NF-κB, a family of transcription factors regulating diverse biological processes including immune responses, is activated by canonical and noncanonical pathways based on degradation of IκBα and processing of the IκB-like protein p100, respectively. Although p100 responds to noncanonical NF-κB stimuli for processing, it does not undergo degradation, but rather becomes accumulated, along with canonical NF-κB activation. We show here that the stability of p100 is tightly controlled by a deubiquitinase, Otub1. Otub1 deficiency not only promotes signal-induced p100 processing and noncanonical NF-κB activation but also causes steady-state p100 degradation, leading to aberrant NF-κB activation in the canonical pathway.
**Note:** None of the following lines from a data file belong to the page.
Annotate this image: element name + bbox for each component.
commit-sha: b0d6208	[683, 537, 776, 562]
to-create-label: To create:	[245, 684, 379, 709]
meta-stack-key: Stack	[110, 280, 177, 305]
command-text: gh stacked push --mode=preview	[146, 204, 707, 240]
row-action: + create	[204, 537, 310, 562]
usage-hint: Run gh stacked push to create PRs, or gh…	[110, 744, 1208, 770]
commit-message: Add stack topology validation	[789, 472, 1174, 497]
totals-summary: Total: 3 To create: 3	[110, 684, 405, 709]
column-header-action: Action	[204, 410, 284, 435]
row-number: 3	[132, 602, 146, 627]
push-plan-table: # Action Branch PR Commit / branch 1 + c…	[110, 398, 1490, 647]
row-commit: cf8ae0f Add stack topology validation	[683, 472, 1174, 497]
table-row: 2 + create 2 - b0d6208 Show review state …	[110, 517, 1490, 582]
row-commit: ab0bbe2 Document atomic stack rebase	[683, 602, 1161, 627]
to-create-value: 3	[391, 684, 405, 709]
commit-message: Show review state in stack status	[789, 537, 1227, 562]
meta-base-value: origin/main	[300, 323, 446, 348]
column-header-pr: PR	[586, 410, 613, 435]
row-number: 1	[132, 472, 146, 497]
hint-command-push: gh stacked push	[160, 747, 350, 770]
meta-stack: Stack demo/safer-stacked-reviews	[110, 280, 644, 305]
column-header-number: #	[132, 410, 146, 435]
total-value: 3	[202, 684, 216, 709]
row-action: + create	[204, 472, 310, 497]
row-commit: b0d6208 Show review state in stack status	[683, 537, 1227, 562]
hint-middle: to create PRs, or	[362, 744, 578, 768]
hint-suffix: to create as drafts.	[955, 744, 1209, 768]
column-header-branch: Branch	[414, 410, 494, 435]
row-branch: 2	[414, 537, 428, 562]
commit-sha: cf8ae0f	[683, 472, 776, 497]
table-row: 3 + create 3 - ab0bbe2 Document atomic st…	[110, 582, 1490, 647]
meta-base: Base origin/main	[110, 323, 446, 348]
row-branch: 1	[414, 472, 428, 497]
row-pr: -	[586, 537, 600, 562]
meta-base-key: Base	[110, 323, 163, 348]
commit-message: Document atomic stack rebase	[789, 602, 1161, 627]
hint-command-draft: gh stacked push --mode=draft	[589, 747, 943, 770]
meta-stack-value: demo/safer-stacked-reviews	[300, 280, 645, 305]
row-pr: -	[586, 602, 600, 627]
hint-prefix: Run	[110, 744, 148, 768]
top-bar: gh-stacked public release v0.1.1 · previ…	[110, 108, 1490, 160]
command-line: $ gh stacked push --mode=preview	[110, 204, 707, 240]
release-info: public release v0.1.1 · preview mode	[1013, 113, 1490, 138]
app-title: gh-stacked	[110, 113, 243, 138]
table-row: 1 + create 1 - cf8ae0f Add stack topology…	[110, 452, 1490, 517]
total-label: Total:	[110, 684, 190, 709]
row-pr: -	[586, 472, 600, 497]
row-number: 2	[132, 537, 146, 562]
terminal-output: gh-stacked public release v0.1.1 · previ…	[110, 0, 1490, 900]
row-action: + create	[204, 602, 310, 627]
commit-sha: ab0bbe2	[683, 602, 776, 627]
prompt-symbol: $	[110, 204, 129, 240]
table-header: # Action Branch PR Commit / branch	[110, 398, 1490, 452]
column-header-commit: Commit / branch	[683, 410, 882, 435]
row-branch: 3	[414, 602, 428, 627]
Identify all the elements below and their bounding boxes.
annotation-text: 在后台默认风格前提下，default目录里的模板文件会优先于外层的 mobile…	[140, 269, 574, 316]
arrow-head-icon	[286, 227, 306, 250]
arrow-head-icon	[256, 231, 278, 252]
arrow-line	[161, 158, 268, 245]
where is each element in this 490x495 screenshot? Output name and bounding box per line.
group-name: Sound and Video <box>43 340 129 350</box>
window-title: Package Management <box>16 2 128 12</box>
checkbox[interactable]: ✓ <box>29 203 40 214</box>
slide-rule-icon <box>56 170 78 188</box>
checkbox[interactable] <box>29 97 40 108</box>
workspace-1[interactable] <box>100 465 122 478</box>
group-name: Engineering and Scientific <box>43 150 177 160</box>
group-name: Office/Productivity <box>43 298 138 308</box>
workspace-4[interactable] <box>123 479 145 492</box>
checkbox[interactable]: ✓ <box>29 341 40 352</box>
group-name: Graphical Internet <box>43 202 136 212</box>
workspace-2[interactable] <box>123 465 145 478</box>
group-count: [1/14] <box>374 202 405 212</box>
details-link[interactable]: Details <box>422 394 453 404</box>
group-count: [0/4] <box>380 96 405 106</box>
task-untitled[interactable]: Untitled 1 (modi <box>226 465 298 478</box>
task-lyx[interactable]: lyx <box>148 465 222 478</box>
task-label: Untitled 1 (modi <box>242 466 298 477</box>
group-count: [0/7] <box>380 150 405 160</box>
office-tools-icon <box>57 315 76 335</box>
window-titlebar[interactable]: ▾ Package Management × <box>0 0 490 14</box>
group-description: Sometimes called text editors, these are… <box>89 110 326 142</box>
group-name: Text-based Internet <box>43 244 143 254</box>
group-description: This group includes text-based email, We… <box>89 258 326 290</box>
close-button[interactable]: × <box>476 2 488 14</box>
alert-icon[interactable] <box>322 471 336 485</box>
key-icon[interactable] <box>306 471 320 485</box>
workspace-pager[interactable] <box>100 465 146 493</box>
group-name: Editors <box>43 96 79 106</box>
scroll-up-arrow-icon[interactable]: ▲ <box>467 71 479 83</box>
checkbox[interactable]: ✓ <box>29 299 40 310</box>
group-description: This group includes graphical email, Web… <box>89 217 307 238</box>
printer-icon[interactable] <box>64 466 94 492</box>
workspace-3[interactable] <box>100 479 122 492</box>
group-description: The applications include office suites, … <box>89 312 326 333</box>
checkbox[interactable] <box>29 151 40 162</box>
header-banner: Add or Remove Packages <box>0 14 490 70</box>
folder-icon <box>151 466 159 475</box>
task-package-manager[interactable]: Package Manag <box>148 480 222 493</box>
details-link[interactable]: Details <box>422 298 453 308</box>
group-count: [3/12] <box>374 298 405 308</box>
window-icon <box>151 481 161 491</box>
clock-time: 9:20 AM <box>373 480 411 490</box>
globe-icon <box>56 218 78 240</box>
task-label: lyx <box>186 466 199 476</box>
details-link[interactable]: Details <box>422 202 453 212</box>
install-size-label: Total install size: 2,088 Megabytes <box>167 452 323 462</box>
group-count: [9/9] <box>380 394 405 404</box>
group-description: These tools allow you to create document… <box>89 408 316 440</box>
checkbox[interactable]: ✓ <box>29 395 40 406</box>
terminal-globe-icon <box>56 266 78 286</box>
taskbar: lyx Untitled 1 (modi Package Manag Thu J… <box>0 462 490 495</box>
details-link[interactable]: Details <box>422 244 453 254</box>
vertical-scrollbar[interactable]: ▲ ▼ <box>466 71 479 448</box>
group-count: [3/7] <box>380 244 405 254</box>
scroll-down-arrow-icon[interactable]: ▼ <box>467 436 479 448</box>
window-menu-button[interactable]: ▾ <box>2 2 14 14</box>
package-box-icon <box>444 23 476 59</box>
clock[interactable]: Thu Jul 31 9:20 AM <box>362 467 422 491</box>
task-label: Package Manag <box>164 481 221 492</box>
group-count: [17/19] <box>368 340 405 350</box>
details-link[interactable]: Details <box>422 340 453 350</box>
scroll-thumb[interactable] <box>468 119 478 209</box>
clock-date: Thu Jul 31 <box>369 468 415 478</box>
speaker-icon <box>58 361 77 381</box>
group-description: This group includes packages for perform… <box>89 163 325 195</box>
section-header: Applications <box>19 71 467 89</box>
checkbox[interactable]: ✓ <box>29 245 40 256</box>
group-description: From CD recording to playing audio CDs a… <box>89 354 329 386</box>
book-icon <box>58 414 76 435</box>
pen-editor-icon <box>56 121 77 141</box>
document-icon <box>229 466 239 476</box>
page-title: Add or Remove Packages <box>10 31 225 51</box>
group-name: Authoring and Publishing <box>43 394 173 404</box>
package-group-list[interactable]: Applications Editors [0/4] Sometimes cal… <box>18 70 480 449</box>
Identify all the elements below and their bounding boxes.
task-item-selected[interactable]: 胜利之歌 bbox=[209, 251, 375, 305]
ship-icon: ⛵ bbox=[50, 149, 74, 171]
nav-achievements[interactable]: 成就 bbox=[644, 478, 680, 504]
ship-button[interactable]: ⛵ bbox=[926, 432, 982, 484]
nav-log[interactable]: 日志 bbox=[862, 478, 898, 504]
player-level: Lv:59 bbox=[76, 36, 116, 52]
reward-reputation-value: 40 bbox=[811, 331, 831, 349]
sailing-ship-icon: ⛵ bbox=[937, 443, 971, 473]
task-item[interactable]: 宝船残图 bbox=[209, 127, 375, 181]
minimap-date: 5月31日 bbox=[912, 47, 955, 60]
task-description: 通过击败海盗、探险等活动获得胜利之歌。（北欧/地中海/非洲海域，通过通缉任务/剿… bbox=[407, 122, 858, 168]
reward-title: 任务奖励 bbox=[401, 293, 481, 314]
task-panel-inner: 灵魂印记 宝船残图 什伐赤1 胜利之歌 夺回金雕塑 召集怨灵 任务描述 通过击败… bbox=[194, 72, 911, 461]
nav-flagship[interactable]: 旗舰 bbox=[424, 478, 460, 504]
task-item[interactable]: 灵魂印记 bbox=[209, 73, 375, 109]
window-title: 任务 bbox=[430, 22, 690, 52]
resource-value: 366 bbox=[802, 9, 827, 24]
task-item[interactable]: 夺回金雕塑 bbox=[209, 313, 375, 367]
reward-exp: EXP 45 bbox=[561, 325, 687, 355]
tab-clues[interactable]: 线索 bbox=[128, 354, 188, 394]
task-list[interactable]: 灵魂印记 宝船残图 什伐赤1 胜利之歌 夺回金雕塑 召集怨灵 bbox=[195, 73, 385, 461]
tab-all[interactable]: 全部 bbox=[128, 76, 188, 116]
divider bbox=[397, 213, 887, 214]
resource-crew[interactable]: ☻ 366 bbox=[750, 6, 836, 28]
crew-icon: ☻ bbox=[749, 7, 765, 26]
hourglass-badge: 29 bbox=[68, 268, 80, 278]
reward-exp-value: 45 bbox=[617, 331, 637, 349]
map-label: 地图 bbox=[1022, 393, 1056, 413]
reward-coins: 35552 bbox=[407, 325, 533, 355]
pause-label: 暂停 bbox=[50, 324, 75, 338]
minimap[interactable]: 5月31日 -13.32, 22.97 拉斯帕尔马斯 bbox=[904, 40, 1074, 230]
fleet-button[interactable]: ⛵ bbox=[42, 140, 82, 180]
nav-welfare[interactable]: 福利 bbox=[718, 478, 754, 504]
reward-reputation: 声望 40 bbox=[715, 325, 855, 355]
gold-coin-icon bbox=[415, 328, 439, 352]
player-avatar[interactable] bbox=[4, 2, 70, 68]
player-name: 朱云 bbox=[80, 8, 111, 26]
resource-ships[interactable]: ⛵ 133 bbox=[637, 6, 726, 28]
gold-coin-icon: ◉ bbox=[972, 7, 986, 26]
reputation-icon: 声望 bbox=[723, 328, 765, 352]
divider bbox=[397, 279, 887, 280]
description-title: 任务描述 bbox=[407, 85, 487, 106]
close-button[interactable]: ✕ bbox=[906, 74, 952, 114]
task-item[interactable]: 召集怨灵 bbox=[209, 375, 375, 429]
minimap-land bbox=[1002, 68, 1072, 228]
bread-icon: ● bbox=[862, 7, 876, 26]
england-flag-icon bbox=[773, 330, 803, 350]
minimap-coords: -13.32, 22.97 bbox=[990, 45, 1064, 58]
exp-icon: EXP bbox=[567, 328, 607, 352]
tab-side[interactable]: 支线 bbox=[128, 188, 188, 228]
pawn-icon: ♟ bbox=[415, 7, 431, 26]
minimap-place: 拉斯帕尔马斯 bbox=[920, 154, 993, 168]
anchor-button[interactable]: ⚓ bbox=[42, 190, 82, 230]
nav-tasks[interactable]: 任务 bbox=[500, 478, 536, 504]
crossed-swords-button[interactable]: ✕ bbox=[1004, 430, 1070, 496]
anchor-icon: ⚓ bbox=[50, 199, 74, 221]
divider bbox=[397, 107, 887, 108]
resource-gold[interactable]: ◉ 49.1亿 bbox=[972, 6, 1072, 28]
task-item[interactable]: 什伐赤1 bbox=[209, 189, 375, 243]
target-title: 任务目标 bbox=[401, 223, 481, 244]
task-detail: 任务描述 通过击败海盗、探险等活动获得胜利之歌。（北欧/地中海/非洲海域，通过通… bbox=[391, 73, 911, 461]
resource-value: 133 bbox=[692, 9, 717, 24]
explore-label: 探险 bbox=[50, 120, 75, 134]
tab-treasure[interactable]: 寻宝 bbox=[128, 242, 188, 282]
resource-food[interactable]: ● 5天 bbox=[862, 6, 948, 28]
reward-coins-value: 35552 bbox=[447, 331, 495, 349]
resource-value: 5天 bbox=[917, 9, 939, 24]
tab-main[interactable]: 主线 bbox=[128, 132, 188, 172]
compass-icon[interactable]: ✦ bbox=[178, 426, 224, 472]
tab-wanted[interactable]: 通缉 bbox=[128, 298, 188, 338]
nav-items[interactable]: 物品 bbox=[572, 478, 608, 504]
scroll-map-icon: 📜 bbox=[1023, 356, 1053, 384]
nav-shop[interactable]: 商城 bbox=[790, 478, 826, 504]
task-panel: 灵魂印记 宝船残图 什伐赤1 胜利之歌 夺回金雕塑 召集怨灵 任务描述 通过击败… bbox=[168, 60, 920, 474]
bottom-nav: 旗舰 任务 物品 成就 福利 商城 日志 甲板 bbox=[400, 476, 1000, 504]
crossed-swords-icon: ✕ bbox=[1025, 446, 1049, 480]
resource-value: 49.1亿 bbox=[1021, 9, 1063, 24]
B-cell-conditional deletion of Otub1 results in B-cell hyperplasia, antibody hyper-production, and lupus-like autoimmunity. Otub1-deficient B cells display aberrantly activated phenotypes and overproduce the cytokine IL-6, contributing to autoimmunity induction. Thus, maintenance of p100 stability by Otub1 serves as an unusual mechanism of NF-κB regulation that prevents autoimmunity.

Cell type-specific function of TRAF2 and TRAF3 in regulating type I IFN induction.

BACKGROUND: TRAF3 is known as a central mediator of type I interferon (IFN) induction by various pattern recognition receptors, but the in vivo function of TRAF3 in host defense against viral infection is poorly defined due to the lack of a viable mouse model. RESULTS: Here we show that mice carrying conditional deletion of TRAF3 in myeloid cells or dendritic cells do not have a significant defect in host defense against vesicular stomatitis virus (VSV) infection. However, whole-body inducible deletion of TRAF3 renders mice more sensitive to VSV infection. Consistently, TRAF3 was essential for type I IFN induction in mouse embryonic fibroblasts (MEFs) but not in macrophages. In dendritic cells, TRAF3 was required for type I IFN induction by TLR ligands but not by viruses. We further show that the IFN-regulating function is not unique to TRAF3, since TRAF2 is an essential mediator of type I IFN induction in several cell types, including macrophages, DCs, and MEFs. CONCLUSIONS: These findings suggest that both TRAF2 and TRAF3 play a crucial role in type I IFN induction, but their functions are cell type- and stimulus-specific.

Lymphatic endothelial cells regulate B-cell homing to lymph nodes via a NIK-dependent mechanism.

B cells home to the lymph nodes (LNs) via high endothelial venules (HEVs) under the guidance of chemokines, particularly CXCL13. However, as CXCL13 is not directly made in HEVs, the molecular mechanism mediating B-cell homing to LNs has remained unclear. We show here that nuclear factor (NF)-κB-inducing kinase (NIK), a kinase mediating activation of the noncanonical NF-κB pathway, functions in lymphatic endothelial cells (LECs) to regulate B-cell homing to LNs. LEC-conditional deletion of NIK in mice did not affect the integrity or global function of lymphatic vessels but caused a severe reduction in the frequency of B cells in LNs. The LEC-specific NIK deficiency did not affect the survival of B cells or the frequency of B cells in the spleen. B-cell adoptive transfer studies revealed that the LEC-specific NIK deletion impairs the ability of LNs to recruit B cells. We further show that NIK mediates expression of the chemokines CXCL13 and CCL19 in LECs. Although CCL19 is also expressed in blood endothelial cells (BECs), CXCL13 is not produced in BECs. These results suggest that NIK regulates naive B-cell homing to LNs via mediating production of the B-cell homing chemokine CXCL13 in LECs.